Much of my non-working time since the beginning of 2012 has been spent inside of a gym.  While it’s not as social as joining the board of a non-profit, it’s not a bad place to meet small business owners, other lawyers, and even Ice T (provided you join the right gym, and not a wasteland that prohibits effective exercises).  At a decent gym, the vast majority of people either know what they’re doing, or are using the services of a decent personal trainer, who often has a separate arrangement with the gym.  However, when injuries do arise – and more along the lines of ow-my-rotator-cuff-is-busted-after-seven-years-of-pain than the severed finger variety – it’s clear where the trainee and well-resourced gym stand, but there’s some question of what the relatively smaller individual trainer can do.  In fact, in many of these situations, the trainer may be the economically smallest person in the equation, trapped between an injured high net worth individual (or his/her spouse) and a facility with considerable income streams and assets.

One option is to organize a limited-liability company and offer services through it, and keep all assets associated with training within the company.  This would include inflows from clients and outflows for gym memberships, advertising, and work-related equipment, such as sneakers.  While setting up a separate entity may create more paper work, it should make accounting and claiming deductions easier at tax time.  It can even have favorable tax treatment for health care premium payments, provided the S-Corporation election form is filed with the IRS and all requirements are met.
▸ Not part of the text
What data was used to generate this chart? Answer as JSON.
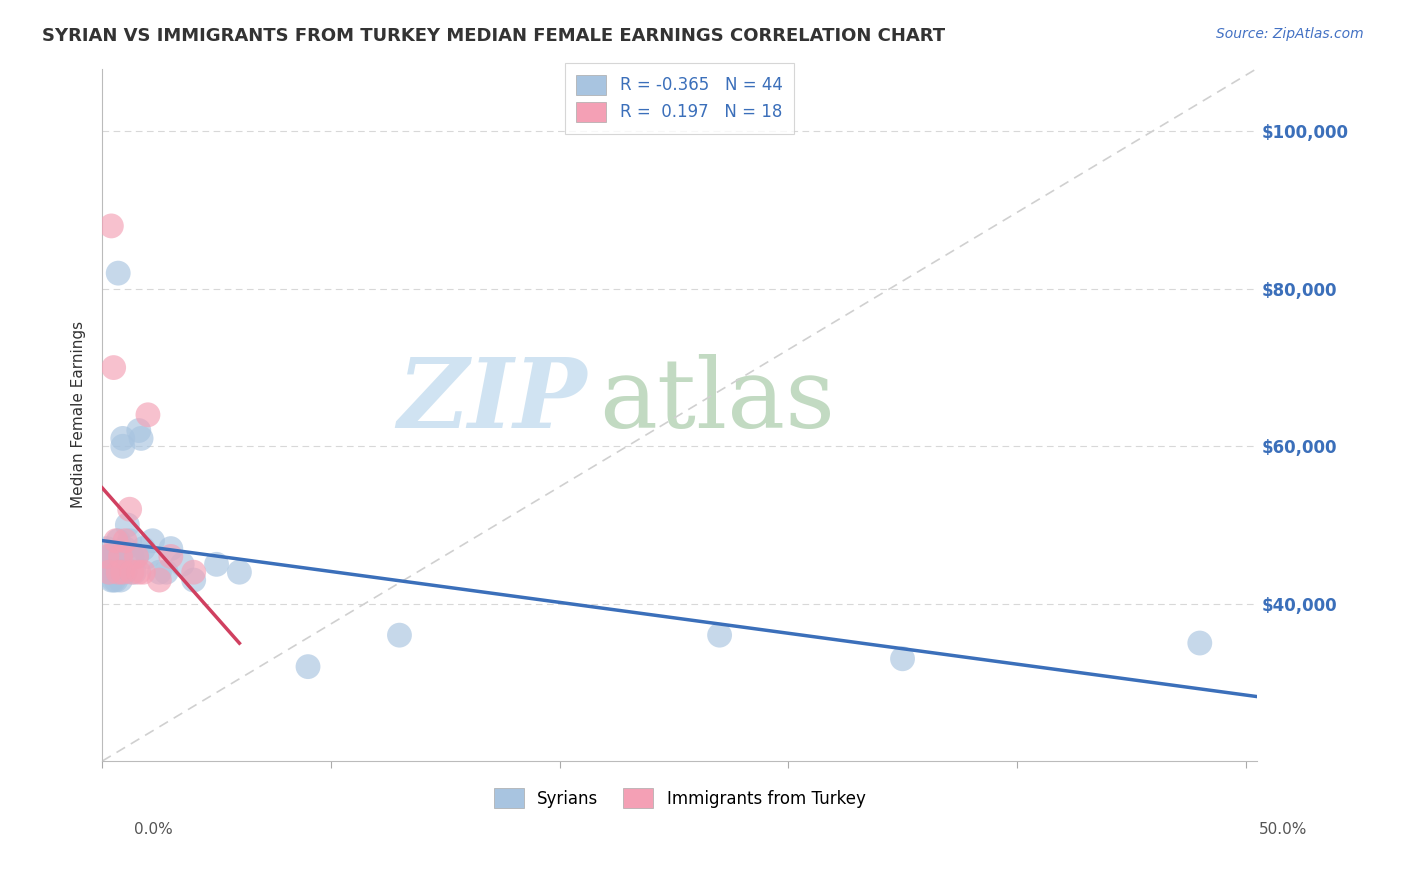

In Nevada, though, the strongest protection may come from NRS 86.401, defining the rights and remedies of a creditor of a LLC’s members.  Under that section, the only remedy a creditor has against an individual debtor’s ownership interest in his or her LLC is a charge on the member’s ownership interest – giving the creditor only the rights of an assignee.  NRS 86.401(2) goes on to prohibit the creditor with a charge on the debtor LLC member’s ownership interest from foreclosing on the debtor’s interest, and eliminates any other remedy other than the charge described in NRS 86.401(1).  However, these protections can inadvertently be contracted away. See NRS 84.401(2)(c).
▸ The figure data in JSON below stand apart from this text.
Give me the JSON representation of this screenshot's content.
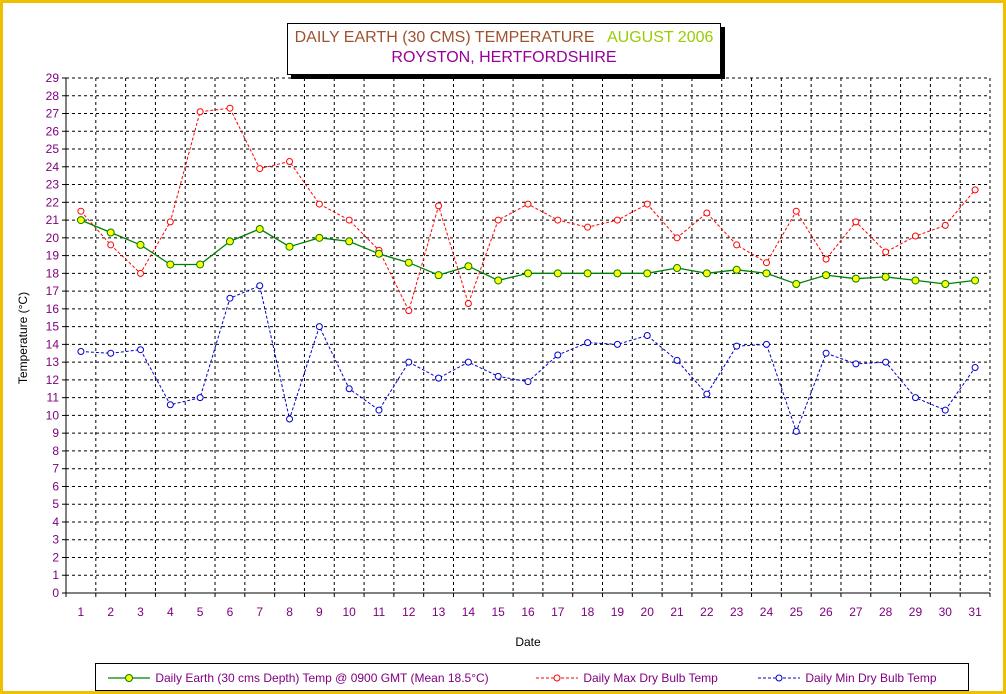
{
  "chart_data": {
    "type": "line",
    "title_line1_part1": "DAILY EARTH (30 CMS) TEMPERATURE",
    "title_line1_part2": "AUGUST 2006",
    "title_line2": "ROYSTON, HERTFORDSHIRE",
    "xlabel": "Date",
    "ylabel": "Temperature (°C)",
    "ylim": [
      0,
      29
    ],
    "y_ticks": [
      "0",
      "1",
      "2",
      "3",
      "4",
      "5",
      "6",
      "7",
      "8",
      "9",
      "10",
      "11",
      "12",
      "13",
      "14",
      "15",
      "16",
      "17",
      "18",
      "19",
      "20",
      "21",
      "22",
      "23",
      "24",
      "25",
      "26",
      "27",
      "28",
      "29"
    ],
    "categories": [
      "1",
      "2",
      "3",
      "4",
      "5",
      "6",
      "7",
      "8",
      "9",
      "10",
      "11",
      "12",
      "13",
      "14",
      "15",
      "16",
      "17",
      "18",
      "19",
      "20",
      "21",
      "22",
      "23",
      "24",
      "25",
      "26",
      "27",
      "28",
      "29",
      "30",
      "31"
    ],
    "grid": true,
    "legend_position": "bottom",
    "series": [
      {
        "name": "Daily Earth (30 cms Depth) Temp @ 0900 GMT (Mean 18.5°C)",
        "style": "solid",
        "line_color": "#008000",
        "marker_color": "#ffff00",
        "values": [
          21.0,
          20.3,
          19.6,
          18.5,
          18.5,
          19.8,
          20.5,
          19.5,
          20.0,
          19.8,
          19.1,
          18.6,
          17.9,
          18.4,
          17.6,
          18.0,
          18.0,
          18.0,
          18.0,
          18.0,
          18.3,
          18.0,
          18.2,
          18.0,
          17.4,
          17.9,
          17.7,
          17.8,
          17.6,
          17.4,
          17.6
        ]
      },
      {
        "name": "Daily Max Dry Bulb Temp",
        "style": "dashed",
        "line_color": "#ff0000",
        "marker_color": "#ff0000",
        "values": [
          21.5,
          19.6,
          18.0,
          20.9,
          27.1,
          27.3,
          23.9,
          24.3,
          21.9,
          21.0,
          19.3,
          15.9,
          21.8,
          16.3,
          21.0,
          21.9,
          21.0,
          20.6,
          21.0,
          21.9,
          20.0,
          21.4,
          19.6,
          18.6,
          21.5,
          18.8,
          20.9,
          19.2,
          20.1,
          20.7,
          22.7
        ]
      },
      {
        "name": "Daily Min Dry Bulb Temp",
        "style": "dashed",
        "line_color": "#0000cc",
        "marker_color": "#0000cc",
        "values": [
          13.6,
          13.5,
          13.7,
          10.6,
          11.0,
          16.6,
          17.3,
          9.8,
          15.0,
          11.5,
          10.3,
          13.0,
          12.1,
          13.0,
          12.2,
          11.9,
          13.4,
          14.1,
          14.0,
          14.5,
          13.1,
          11.2,
          13.9,
          14.0,
          9.1,
          13.5,
          12.9,
          13.0,
          11.0,
          10.3,
          12.7
        ]
      }
    ]
  }
}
What does this practically mean?  If I’m a trainer and a former client sues me personally, even if the former client wins, he or she cannot touch the money I have in my LLC unless it flows out as a distribution to owners.  This is different from a salary, or even bonus, that the LLC could (and in that situation, would) pay to me as wages in that situation.  Simultaneously, if my LLC is sued but not me personally, it will be very difficult to enforce the judgment against the LLC against me because of Nevada’s robust protections of the corporate form and general unwillingness to pierce the corporate veil (although this is not absolute).  Now, if both my LLC and I were sued… well, that’s what discovery is for, but it seems like one of the scenarios above would be the most likely outcomes.  If the company and individual are properly sued, then that’s an interesting asset protection scenario that I’m not willing to consider for free.

Of course, norms within the fitness community and culture may frown on this use of the corporate form for protection.  I’ve personally never seen a lawsuit filed against a personal trainer.  But, if financial defense against a malicious former client costs only a few hundred bucks – especially if operating without indemnification from an insurer or gym – it may not be a bad idea.
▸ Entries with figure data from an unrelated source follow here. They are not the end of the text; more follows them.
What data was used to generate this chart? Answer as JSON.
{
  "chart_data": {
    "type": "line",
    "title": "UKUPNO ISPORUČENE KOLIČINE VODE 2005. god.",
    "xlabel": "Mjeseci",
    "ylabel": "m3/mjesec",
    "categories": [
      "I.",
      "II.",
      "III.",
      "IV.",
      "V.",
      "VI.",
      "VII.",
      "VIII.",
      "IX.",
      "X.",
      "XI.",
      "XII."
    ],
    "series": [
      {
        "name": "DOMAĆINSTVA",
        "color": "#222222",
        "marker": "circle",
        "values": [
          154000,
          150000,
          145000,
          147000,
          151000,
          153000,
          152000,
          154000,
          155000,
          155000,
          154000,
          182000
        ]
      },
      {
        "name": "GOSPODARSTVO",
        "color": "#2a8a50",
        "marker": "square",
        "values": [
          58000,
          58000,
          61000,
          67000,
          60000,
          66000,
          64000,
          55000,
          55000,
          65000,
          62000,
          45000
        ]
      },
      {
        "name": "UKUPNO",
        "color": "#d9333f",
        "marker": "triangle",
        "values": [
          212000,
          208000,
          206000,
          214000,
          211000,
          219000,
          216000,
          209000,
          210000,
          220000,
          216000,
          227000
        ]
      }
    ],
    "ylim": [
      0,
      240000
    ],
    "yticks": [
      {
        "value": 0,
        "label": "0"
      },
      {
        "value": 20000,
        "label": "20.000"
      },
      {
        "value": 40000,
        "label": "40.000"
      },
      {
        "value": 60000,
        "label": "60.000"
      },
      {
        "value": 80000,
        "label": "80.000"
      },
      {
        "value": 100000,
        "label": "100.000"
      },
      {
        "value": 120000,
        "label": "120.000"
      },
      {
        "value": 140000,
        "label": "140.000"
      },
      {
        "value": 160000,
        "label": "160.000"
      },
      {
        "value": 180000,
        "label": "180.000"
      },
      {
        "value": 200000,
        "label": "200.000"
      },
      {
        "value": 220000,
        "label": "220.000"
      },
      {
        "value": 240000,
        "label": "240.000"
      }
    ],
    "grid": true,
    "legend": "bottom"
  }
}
One Response to Should personal trainers have personal business entities?

  1. The Glenchrist Law Firm PLLC says:

    Keep in mind, however, that the IRS “expects” (i.e., requires) that single-member LLCs that elect to be taxed as S-Corps pay the member-owner a “reasonable” W-2 income. A popular heuristic is the so-called “60-40 rule” (i.e., report no more than 60% of income as K-1 investment income and no less than 40% as W-2 wages).

    By the same token, “veil piercing” is unnecessary because the liability would be vicarious anyway (i.e., the LLC is liable for the torts of the owner-member qua employee).